Le Coronavirus avec son lot de conséquences négatives n’a pas encore fini de sinistrer l’économie et les ménages sénégalais. A la faveur d’une étude, le Commissariat à la Sécurité Alimentaire, le Programme Alimentaire Mondial et la Banque Mondiale ont révélé que les ménages sénégalais déjà éprouvés par la Covid-19 sont sous la menace d’une augmentation des prix des denrées alimentaires. Et d’après une note consultée par «L’As», la pandémie de la COVID19 pourrait avoir un impact considérable sur le bien-être des ménages.

Ainsi, l’impact de la Covid-19 sur le bien-être des ménages sénégalais est réel. Ces impacts se traduisent par une baisse des revenus, une baisse des transferts monétaires privés, traditionnellement importants au Sénégal en particulier pour les populations rurales, une diminution de la disponibilité des produits et donc la hausse de leur prix, du fait de la perturbation de la chaîne productive.

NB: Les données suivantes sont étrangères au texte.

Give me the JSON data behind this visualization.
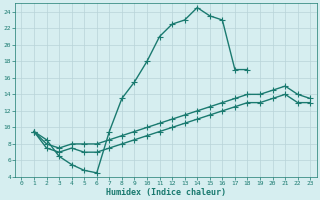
{
  "xlabel": "Humidex (Indice chaleur)",
  "background_color": "#d6eef0",
  "grid_color": "#b8d4d8",
  "line_color": "#1a7a70",
  "xlim": [
    -0.5,
    23.5
  ],
  "ylim": [
    4,
    25
  ],
  "xticks": [
    0,
    1,
    2,
    3,
    4,
    5,
    6,
    7,
    8,
    9,
    10,
    11,
    12,
    13,
    14,
    15,
    16,
    17,
    18,
    19,
    20,
    21,
    22,
    23
  ],
  "yticks": [
    4,
    6,
    8,
    10,
    12,
    14,
    16,
    18,
    20,
    22,
    24
  ],
  "line1_x": [
    1,
    2,
    3,
    4,
    5,
    6,
    7,
    8,
    9,
    10,
    11,
    12,
    13,
    14,
    15,
    16,
    17,
    18
  ],
  "line1_y": [
    9.5,
    8.5,
    6.5,
    5.5,
    4.8,
    4.5,
    9.5,
    13.5,
    15.5,
    18.0,
    21.0,
    22.5,
    23.0,
    24.5,
    23.5,
    23.0,
    17.0,
    17.0
  ],
  "line2_x": [
    1,
    2,
    3,
    4,
    5,
    6,
    7,
    8,
    9,
    10,
    11,
    12,
    13,
    14,
    15,
    16,
    17,
    18,
    19,
    20,
    21,
    22,
    23
  ],
  "line2_y": [
    9.5,
    8.0,
    7.5,
    8.0,
    8.0,
    8.0,
    8.5,
    9.0,
    9.5,
    10.0,
    10.5,
    11.0,
    11.5,
    12.0,
    12.5,
    13.0,
    13.5,
    14.0,
    14.0,
    14.5,
    15.0,
    14.0,
    13.5
  ],
  "line3_x": [
    1,
    2,
    3,
    4,
    5,
    6,
    7,
    8,
    9,
    10,
    11,
    12,
    13,
    14,
    15,
    16,
    17,
    18,
    19,
    20,
    21,
    22,
    23
  ],
  "line3_y": [
    9.5,
    7.5,
    7.0,
    7.5,
    7.0,
    7.0,
    7.5,
    8.0,
    8.5,
    9.0,
    9.5,
    10.0,
    10.5,
    11.0,
    11.5,
    12.0,
    12.5,
    13.0,
    13.0,
    13.5,
    14.0,
    13.0,
    13.0
  ],
  "marker": "+",
  "markersize": 4,
  "linewidth": 1.0
}
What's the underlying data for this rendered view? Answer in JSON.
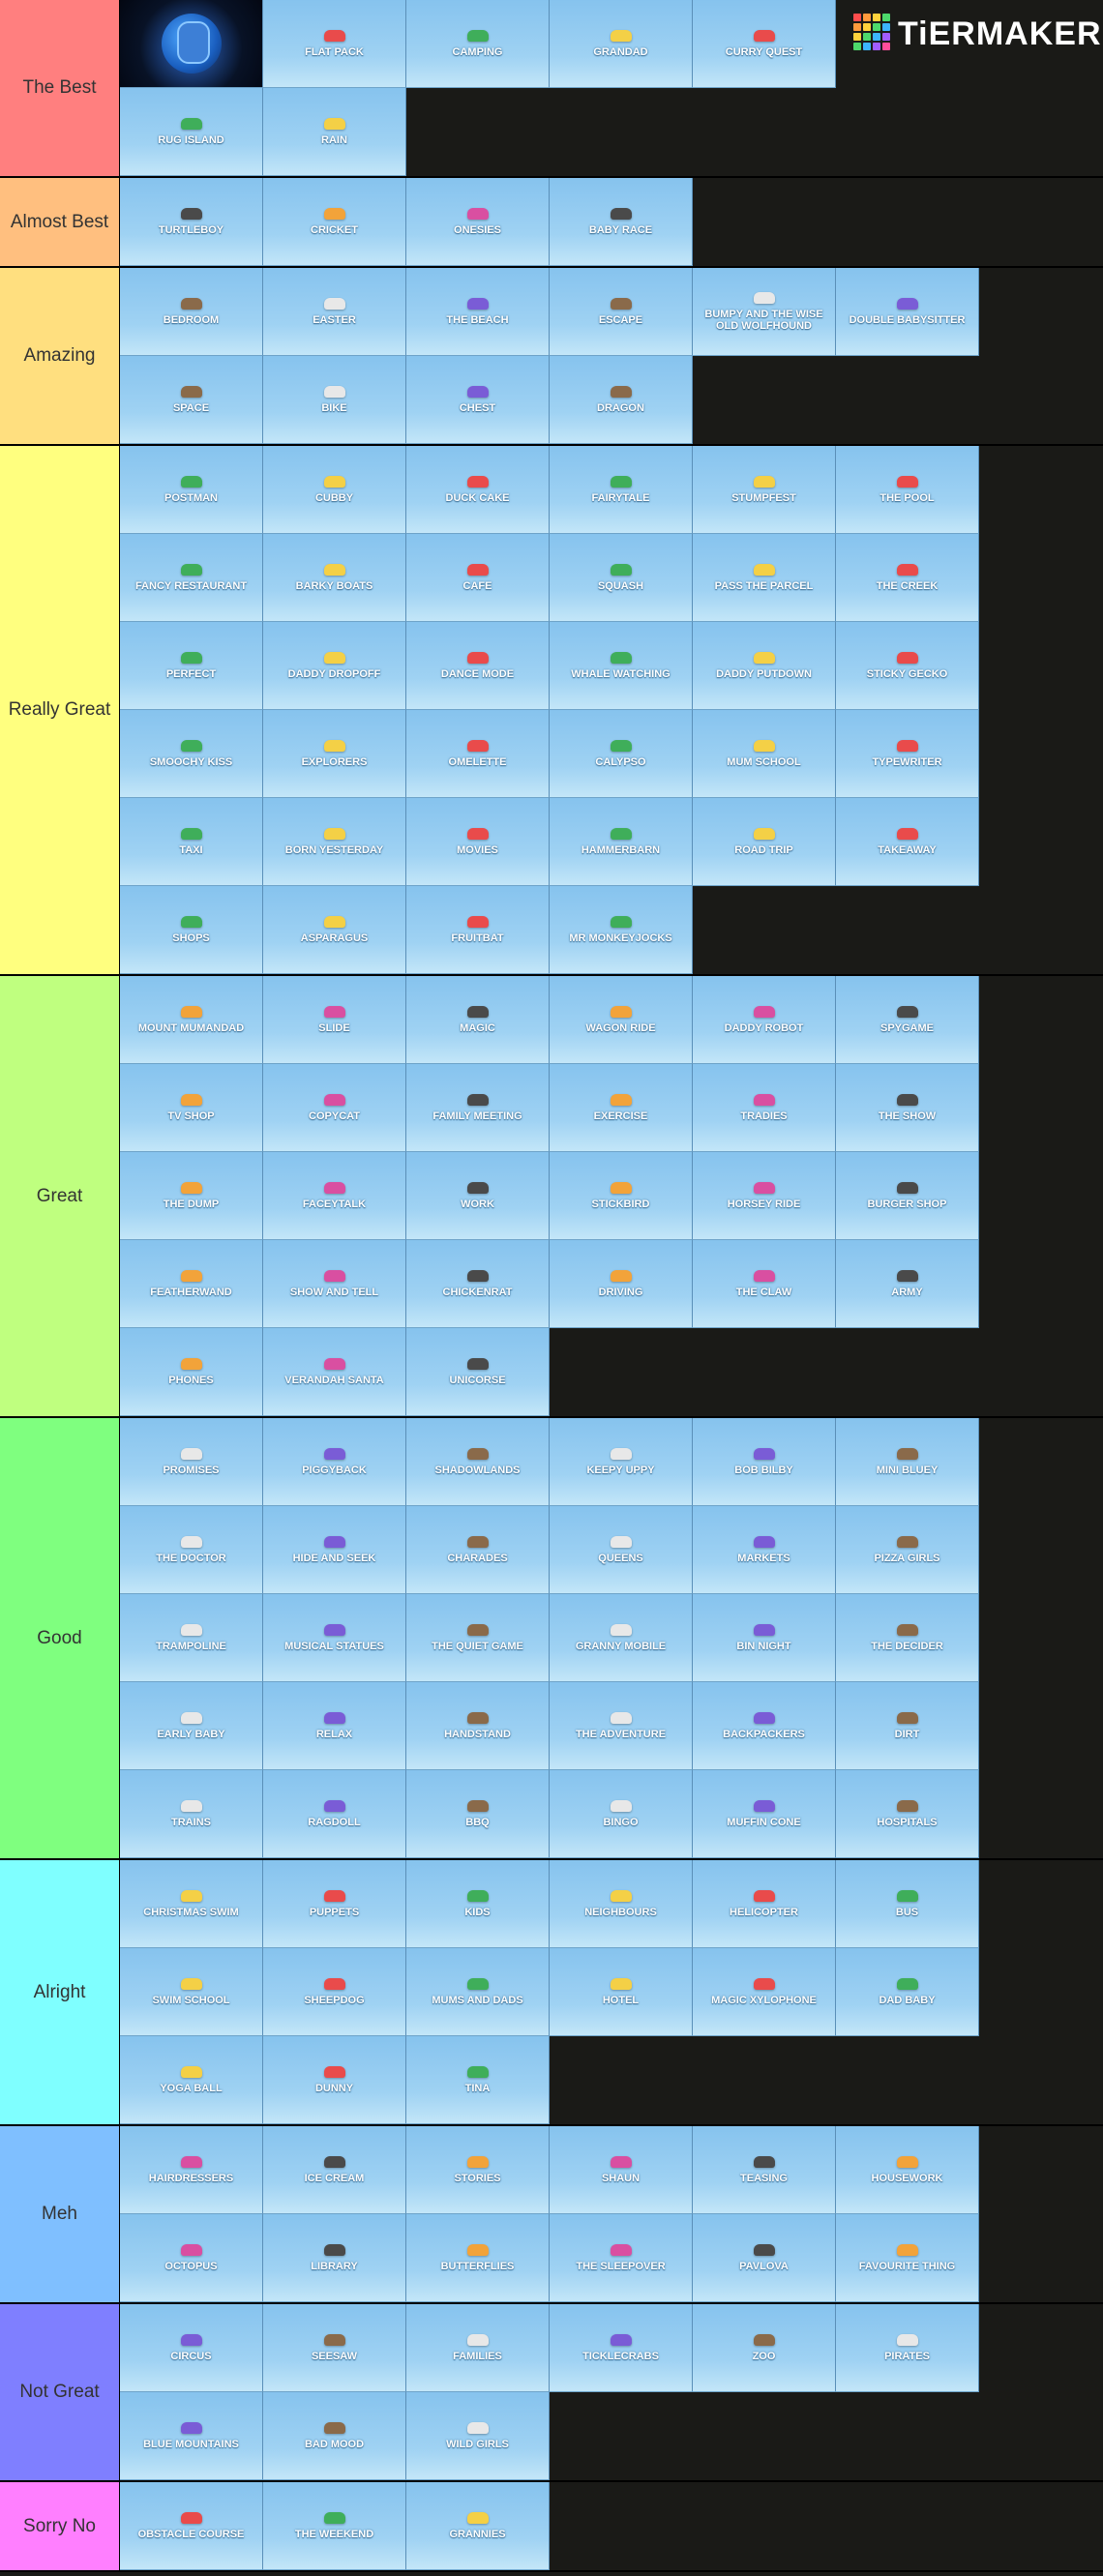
{
  "logo": "TiERMAKER",
  "tiers": [
    {
      "label": "The Best",
      "color": "#ff7f7f",
      "items": [
        "Flat Pack",
        "Camping",
        "Grandad",
        "Curry Quest",
        "Rug Island",
        "Rain"
      ]
    },
    {
      "label": "Almost Best",
      "color": "#ffbf7f",
      "items": [
        "Turtleboy",
        "Cricket",
        "Onesies",
        "Baby Race"
      ]
    },
    {
      "label": "Amazing",
      "color": "#ffdf7f",
      "items": [
        "Bedroom",
        "Easter",
        "The Beach",
        "Escape",
        "Bumpy and the Wise Old Wolfhound",
        "Double Babysitter",
        "Space",
        "Bike",
        "Chest",
        "Dragon"
      ]
    },
    {
      "label": "Really Great",
      "color": "#ffff7f",
      "items": [
        "Postman",
        "Cubby",
        "Duck Cake",
        "Fairytale",
        "Stumpfest",
        "The Pool",
        "Fancy Restaurant",
        "Barky Boats",
        "Cafe",
        "Squash",
        "Pass the Parcel",
        "The Creek",
        "Perfect",
        "Daddy Dropoff",
        "Dance Mode",
        "Whale Watching",
        "Daddy Putdown",
        "Sticky Gecko",
        "Smoochy Kiss",
        "Explorers",
        "Omelette",
        "Calypso",
        "Mum School",
        "Typewriter",
        "Taxi",
        "Born Yesterday",
        "Movies",
        "Hammerbarn",
        "Road Trip",
        "Takeaway",
        "Shops",
        "Asparagus",
        "Fruitbat",
        "Mr Monkeyjocks"
      ]
    },
    {
      "label": "Great",
      "color": "#bfff7f",
      "items": [
        "Mount Mumandad",
        "Slide",
        "Magic",
        "Wagon Ride",
        "Daddy Robot",
        "Spygame",
        "TV Shop",
        "Copycat",
        "Family Meeting",
        "Exercise",
        "Tradies",
        "The Show",
        "The Dump",
        "Faceytalk",
        "Work",
        "Stickbird",
        "Horsey Ride",
        "Burger Shop",
        "Featherwand",
        "Show and Tell",
        "Chickenrat",
        "Driving",
        "The Claw",
        "Army",
        "Phones",
        "Verandah Santa",
        "Unicorse"
      ]
    },
    {
      "label": "Good",
      "color": "#7fff7f",
      "items": [
        "Promises",
        "Piggyback",
        "Shadowlands",
        "Keepy Uppy",
        "Bob Bilby",
        "Mini Bluey",
        "The Doctor",
        "Hide and Seek",
        "Charades",
        "Queens",
        "Markets",
        "Pizza Girls",
        "Trampoline",
        "Musical Statues",
        "The Quiet Game",
        "Granny Mobile",
        "Bin Night",
        "The Decider",
        "Early Baby",
        "Relax",
        "Handstand",
        "The Adventure",
        "Backpackers",
        "Dirt",
        "Trains",
        "Ragdoll",
        "BBQ",
        "Bingo",
        "Muffin Cone",
        "Hospitals"
      ]
    },
    {
      "label": "Alright",
      "color": "#7fffff",
      "items": [
        "Christmas Swim",
        "Puppets",
        "Kids",
        "Neighbours",
        "Helicopter",
        "Bus",
        "Swim School",
        "Sheepdog",
        "Mums and Dads",
        "Hotel",
        "Magic Xylophone",
        "Dad Baby",
        "Yoga Ball",
        "Dunny",
        "Tina"
      ]
    },
    {
      "label": "Meh",
      "color": "#7fbfff",
      "items": [
        "Hairdressers",
        "Ice Cream",
        "Stories",
        "Shaun",
        "Teasing",
        "Housework",
        "Octopus",
        "Library",
        "Butterflies",
        "The Sleepover",
        "Pavlova",
        "Favourite Thing"
      ]
    },
    {
      "label": "Not Great",
      "color": "#7f7fff",
      "items": [
        "Circus",
        "Seesaw",
        "Families",
        "Ticklecrabs",
        "Zoo",
        "Pirates",
        "Blue Mountains",
        "Bad Mood",
        "Wild Girls"
      ]
    },
    {
      "label": "Sorry No",
      "color": "#ff7fff",
      "items": [
        "Obstacle Course",
        "The Weekend",
        "Grannies"
      ]
    }
  ]
}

Pour la BM, le CSA et la PAM, la hausse des prix des denrées alimentaires en particulier peut avoir un impact très important sur le bien-être des ménages. «Et un tel impact peut affecter les groupes les plus vulnérables sur le long terme, en exacerbant les risques liés à la malnutrition. Il s‘agit principalement de l’impact direct de la maladie en termes de morbidité, affectant la capacité des individus et ménages d’acquérir un revenu. Mais aussi, d’un impact indirect du fait des mesures de contention mises en place par le gouvernement pour limiter la propagation du virus, et qui ont affecté l’activité économique ainsi que la mobilité nationale et internationale». C’est pourquoi, les organisations tirent la sonnette d’alarme. Car, d’après leurs enquêtes effectuées dans les marchés expédiés dans les 45 départements du Sénégal, entre la première et la troisième semaine de juin, les prix sont restés relativement stables. Cependant, elles redoutent une augmentation des prix par rapport au mois de mai 2020 et une augmentation des coûts du transport qui pourrait faire augmenter davantage les prix des produits alimentaires.

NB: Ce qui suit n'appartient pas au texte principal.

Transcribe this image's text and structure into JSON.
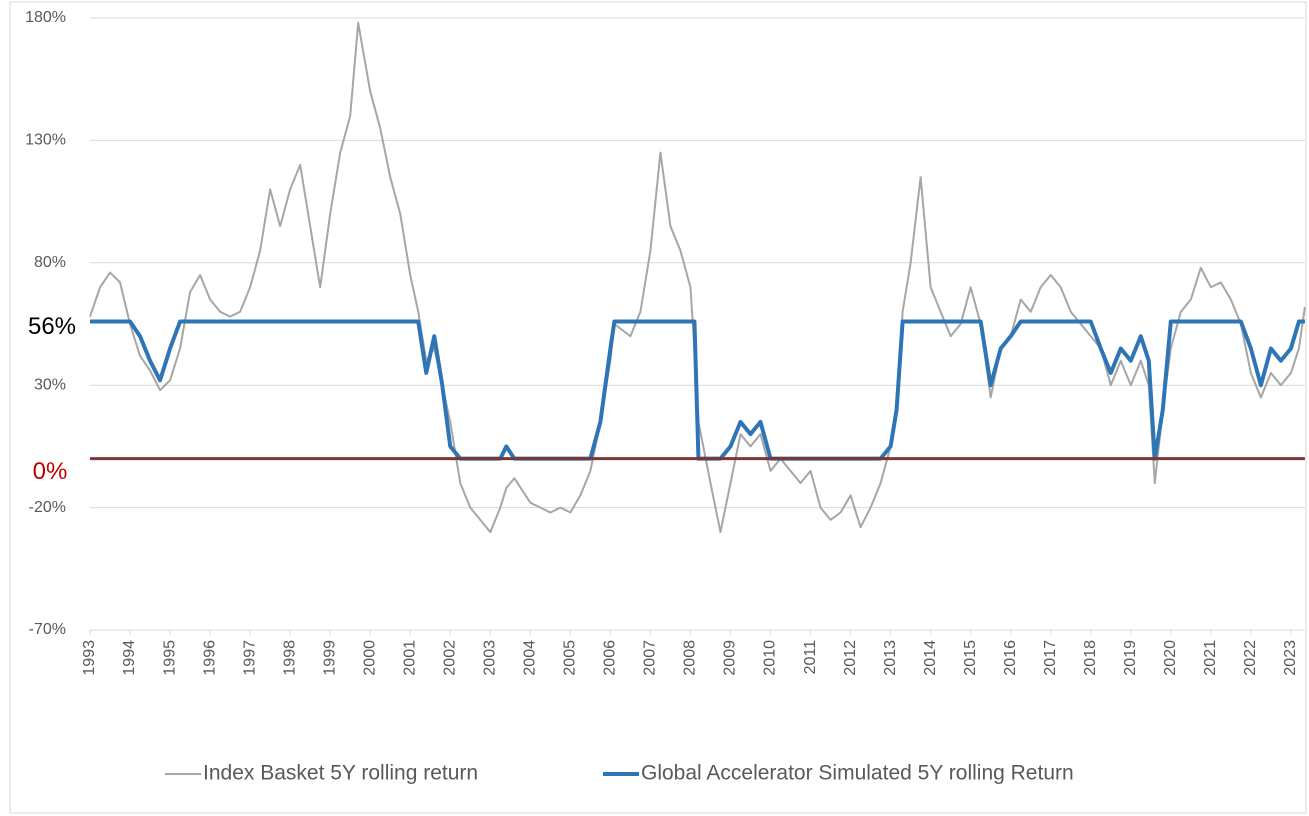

Toutefois, soulignent les trois organisations, deux commerçants sur 5 (soit 43%), ont déclaré avoir une capacité élevée d’augmentation de l’offre de produits de plus de 50 tonnes, en cas de politique publique de soutien visant l’aide alimentaire. Ce pourcentage était de 33% la première semaine de juin. Et de poursuivre que quatre commerçants sur 5, soit un taux de 81%, indiquent que leurs stocks sont suffisants pour satisfaire la demande des clients pendant le prochain mois, en légère augmentation par rapport à la première semaine de juin (78%).

Enfin, un quart des commerçants, soit 24%, indiquent que les prix du transport des marchandises a augmenté depuis début juin 2020 contre 22% lors de la première semaine du même mois.